IB Maths AA 5.8 Notes

Implicit differentiation

Implicit differentiation is used when an equation is not written with $y$ on its own. Instead of first rearranging into the form $y=f(x)$, we differentiate both sides with respect to $x$ and treat $y$ as a function of $x$.

For example, in an equation such as $x^2+y^2=25$, the variable $y$ depends on $x$ even though it is not isolated.

Some curves are difficult or impossible to write as a single function of $x$. A circle is a simple example. The equation $x^2+y^2=25$ gives both an upper semicircle and a lower semicircle, so it is often easier to differentiate implicitly.

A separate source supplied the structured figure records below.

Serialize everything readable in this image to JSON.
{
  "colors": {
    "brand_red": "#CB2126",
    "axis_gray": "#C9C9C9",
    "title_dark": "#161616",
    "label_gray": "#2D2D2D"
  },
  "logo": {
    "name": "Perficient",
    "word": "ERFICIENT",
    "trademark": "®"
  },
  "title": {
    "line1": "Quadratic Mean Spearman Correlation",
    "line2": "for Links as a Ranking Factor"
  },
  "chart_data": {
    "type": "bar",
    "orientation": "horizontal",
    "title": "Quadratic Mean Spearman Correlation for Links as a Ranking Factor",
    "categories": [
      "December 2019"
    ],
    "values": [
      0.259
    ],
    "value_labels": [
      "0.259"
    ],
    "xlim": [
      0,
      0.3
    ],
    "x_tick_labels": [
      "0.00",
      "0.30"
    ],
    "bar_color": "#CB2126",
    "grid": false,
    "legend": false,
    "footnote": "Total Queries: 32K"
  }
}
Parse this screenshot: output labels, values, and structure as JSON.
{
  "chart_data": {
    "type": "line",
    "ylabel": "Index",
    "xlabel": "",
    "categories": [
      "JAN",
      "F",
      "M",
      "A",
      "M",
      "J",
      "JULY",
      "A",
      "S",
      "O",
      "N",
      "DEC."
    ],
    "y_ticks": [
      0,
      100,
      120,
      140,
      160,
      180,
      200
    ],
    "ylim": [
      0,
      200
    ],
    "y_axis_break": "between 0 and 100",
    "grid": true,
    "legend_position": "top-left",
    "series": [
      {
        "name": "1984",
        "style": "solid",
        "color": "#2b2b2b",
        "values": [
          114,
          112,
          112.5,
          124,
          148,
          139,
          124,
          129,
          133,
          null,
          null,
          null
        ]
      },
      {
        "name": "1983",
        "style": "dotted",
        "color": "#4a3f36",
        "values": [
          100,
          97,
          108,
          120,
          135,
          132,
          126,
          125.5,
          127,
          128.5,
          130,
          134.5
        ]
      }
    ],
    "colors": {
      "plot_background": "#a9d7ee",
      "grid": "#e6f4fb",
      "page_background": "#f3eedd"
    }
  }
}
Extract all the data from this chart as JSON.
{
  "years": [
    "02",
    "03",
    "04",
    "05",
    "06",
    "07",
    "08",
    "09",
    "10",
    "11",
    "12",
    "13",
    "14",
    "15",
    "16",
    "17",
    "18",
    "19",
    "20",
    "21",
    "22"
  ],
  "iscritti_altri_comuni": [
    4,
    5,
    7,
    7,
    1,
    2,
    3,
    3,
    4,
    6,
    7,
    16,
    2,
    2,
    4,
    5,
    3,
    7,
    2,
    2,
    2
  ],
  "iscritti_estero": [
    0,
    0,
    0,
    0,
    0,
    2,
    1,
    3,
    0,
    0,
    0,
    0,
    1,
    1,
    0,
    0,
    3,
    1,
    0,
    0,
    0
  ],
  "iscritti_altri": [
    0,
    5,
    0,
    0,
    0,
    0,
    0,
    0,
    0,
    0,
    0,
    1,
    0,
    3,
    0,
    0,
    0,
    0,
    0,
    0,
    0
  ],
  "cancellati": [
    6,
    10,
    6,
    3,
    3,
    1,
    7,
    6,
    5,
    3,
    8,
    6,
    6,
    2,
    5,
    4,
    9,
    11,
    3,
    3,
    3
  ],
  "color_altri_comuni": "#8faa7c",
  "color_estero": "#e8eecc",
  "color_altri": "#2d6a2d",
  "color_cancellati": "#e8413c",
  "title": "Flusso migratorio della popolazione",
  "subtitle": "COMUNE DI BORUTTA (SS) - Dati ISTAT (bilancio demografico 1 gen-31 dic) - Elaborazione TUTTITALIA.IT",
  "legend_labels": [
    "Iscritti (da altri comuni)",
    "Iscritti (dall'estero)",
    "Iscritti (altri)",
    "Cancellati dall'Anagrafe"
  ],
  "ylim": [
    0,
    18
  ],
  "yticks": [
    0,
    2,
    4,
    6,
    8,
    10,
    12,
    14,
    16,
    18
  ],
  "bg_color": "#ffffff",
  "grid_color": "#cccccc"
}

While it sounds difficult, the key idea is that you apply the chain rule. Thus, when differentiating a term involving $y$, multiply by $\frac{dy}{dx}$ because of the chain rule. For example:

• $\frac{d}{dx}(y)=\frac{dy}{dx}$
• $\frac{d}{dx}(y^2)=2y\frac{dy}{dx}$
• $\frac{d}{dx}(\sin y)=\cos y\frac{dy}{dx}$

Differentiate $x^2+y^2=25$ implicitly.

Differentiate both sides with respect to $x$: $2x+2y\frac{dy}{dx}=0$.

Solve for $\frac{dy}{dx}$: $2y\frac{dy}{dx}=-2x$.

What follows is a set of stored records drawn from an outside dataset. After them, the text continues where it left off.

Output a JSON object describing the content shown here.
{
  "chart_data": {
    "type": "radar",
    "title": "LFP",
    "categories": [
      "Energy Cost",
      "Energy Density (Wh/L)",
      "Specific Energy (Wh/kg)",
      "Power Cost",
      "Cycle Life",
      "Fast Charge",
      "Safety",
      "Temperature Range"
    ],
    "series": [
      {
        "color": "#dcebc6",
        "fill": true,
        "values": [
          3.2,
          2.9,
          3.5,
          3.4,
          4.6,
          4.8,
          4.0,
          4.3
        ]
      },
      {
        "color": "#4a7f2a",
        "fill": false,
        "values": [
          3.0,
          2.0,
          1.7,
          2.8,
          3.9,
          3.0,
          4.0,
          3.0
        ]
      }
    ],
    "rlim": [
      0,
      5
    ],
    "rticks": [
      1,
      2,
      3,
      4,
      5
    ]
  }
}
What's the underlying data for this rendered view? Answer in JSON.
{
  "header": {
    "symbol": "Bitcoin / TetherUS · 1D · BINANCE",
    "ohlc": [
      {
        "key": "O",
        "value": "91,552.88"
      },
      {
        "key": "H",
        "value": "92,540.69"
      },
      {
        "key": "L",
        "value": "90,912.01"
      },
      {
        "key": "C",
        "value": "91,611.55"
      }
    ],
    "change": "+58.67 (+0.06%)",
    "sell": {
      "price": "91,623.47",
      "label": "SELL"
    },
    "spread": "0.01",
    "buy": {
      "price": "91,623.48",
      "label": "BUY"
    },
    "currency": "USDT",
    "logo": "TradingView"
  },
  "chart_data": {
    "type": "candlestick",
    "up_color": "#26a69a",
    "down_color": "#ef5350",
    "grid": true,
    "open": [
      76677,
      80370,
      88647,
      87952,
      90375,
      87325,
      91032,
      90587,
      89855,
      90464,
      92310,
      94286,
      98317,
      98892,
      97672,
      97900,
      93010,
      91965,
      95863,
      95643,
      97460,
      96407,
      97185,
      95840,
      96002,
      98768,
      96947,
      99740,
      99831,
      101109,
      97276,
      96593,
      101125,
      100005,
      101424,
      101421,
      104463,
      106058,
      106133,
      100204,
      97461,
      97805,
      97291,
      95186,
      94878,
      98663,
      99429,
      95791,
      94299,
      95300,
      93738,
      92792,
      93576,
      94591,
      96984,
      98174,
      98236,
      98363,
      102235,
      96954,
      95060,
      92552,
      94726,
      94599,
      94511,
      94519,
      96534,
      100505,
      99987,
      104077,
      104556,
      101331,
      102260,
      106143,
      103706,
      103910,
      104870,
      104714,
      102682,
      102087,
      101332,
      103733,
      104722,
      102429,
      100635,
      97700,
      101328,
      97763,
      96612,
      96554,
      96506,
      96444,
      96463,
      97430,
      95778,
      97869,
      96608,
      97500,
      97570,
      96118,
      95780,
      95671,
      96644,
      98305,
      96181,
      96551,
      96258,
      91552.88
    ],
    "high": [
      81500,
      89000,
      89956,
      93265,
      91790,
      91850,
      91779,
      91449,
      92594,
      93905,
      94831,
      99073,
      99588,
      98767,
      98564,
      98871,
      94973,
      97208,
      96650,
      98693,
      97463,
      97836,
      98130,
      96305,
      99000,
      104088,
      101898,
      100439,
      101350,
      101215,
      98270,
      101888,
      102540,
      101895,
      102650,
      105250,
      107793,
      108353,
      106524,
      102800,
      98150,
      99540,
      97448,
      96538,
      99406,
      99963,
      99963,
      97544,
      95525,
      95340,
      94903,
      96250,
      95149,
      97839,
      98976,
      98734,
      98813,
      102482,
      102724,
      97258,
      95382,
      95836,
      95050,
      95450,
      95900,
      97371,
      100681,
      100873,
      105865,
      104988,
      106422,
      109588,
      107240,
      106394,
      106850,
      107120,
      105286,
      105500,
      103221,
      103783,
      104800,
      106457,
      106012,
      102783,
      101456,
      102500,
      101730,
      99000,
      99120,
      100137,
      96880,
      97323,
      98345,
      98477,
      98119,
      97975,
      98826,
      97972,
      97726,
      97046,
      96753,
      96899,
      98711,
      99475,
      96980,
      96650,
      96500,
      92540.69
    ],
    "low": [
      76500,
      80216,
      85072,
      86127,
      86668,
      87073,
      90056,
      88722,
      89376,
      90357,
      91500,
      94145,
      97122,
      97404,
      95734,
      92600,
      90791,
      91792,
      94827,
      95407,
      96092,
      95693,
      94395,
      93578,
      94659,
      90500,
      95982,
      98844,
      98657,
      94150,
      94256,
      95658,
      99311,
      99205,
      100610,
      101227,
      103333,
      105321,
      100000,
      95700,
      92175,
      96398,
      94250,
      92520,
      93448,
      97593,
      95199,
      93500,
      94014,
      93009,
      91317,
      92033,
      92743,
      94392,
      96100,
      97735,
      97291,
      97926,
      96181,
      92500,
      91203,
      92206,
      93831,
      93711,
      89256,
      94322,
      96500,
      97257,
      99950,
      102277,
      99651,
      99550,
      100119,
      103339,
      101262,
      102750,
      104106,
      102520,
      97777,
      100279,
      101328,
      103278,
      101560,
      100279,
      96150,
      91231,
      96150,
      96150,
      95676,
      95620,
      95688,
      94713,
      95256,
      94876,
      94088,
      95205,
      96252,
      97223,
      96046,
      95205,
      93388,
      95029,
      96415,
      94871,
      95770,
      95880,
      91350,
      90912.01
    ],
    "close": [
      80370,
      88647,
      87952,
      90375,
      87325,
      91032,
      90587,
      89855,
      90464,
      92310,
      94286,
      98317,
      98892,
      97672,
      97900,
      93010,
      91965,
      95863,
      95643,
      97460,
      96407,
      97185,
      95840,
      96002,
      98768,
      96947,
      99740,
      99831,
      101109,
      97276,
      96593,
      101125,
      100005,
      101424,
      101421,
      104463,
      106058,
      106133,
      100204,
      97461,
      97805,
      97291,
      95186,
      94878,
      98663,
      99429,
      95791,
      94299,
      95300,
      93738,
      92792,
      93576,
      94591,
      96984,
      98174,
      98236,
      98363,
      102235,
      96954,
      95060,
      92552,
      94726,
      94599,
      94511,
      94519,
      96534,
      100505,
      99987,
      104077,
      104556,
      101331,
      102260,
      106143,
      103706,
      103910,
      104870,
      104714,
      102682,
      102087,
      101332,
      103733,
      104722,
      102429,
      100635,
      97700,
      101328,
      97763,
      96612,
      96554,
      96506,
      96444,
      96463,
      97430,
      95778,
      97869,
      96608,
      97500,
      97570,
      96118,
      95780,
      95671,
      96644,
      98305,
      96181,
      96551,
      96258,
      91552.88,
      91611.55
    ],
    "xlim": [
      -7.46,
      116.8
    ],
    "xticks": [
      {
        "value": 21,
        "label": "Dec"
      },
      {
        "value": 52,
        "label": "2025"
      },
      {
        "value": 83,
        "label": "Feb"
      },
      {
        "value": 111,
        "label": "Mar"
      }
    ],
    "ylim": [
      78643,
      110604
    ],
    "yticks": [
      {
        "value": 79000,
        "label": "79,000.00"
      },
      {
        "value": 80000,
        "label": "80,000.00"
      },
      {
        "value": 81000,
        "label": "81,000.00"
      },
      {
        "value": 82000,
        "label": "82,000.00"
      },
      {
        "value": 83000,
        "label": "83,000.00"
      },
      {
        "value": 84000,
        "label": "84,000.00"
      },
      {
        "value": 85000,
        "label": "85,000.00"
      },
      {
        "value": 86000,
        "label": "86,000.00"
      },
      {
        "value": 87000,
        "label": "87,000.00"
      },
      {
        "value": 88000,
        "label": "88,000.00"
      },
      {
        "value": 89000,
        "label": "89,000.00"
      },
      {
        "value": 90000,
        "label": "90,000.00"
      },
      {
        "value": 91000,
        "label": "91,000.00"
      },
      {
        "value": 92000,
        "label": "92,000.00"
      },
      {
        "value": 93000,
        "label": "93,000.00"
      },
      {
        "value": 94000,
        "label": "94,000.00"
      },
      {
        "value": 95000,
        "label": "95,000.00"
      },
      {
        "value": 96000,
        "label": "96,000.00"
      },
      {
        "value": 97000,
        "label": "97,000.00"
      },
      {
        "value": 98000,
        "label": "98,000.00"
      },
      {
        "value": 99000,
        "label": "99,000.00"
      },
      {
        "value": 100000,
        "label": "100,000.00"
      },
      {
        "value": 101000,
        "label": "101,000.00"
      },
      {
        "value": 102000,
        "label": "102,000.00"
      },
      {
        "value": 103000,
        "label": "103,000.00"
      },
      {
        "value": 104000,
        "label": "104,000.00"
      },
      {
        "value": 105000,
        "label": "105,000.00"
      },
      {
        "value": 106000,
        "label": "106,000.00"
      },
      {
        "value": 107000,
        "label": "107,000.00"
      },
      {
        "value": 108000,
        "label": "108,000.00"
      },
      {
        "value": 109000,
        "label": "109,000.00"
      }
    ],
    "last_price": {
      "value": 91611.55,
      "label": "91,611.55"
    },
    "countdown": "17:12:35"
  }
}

So $\frac{dy}{dx}=-\frac{x}{y}$.

Differentiate $x^3+y^3=6xy$ implicitly.

Differentiate both sides: $3x^2+3y^2\frac{dy}{dx}=6y+6x\frac{dy}{dx}$.

Collect the $\frac{dy}{dx}$ terms: $3y^2\frac{dy}{dx}-6x\frac{dy}{dx}=6y-3x^2$.

Factorise: $\frac{dy}{dx}(3y^2-6x)=6y-3x^2$.

So $\frac{dy}{dx}=\frac{6y-3x^2}{3y^2-6x}=\frac{2y-x^2}{y^2-2x}$.

Once $\frac{dy}{dx}$ has been found, substitute the coordinates of a point to find the gradient there.

Find the gradient of $x^2+y^2=25$ at $(3,4)$.

From earlier, $\frac{dy}{dx}=-\frac{x}{y}$.

Substitute $(3,4)$ to get $\frac{dy}{dx}=-\frac{3}{4}$.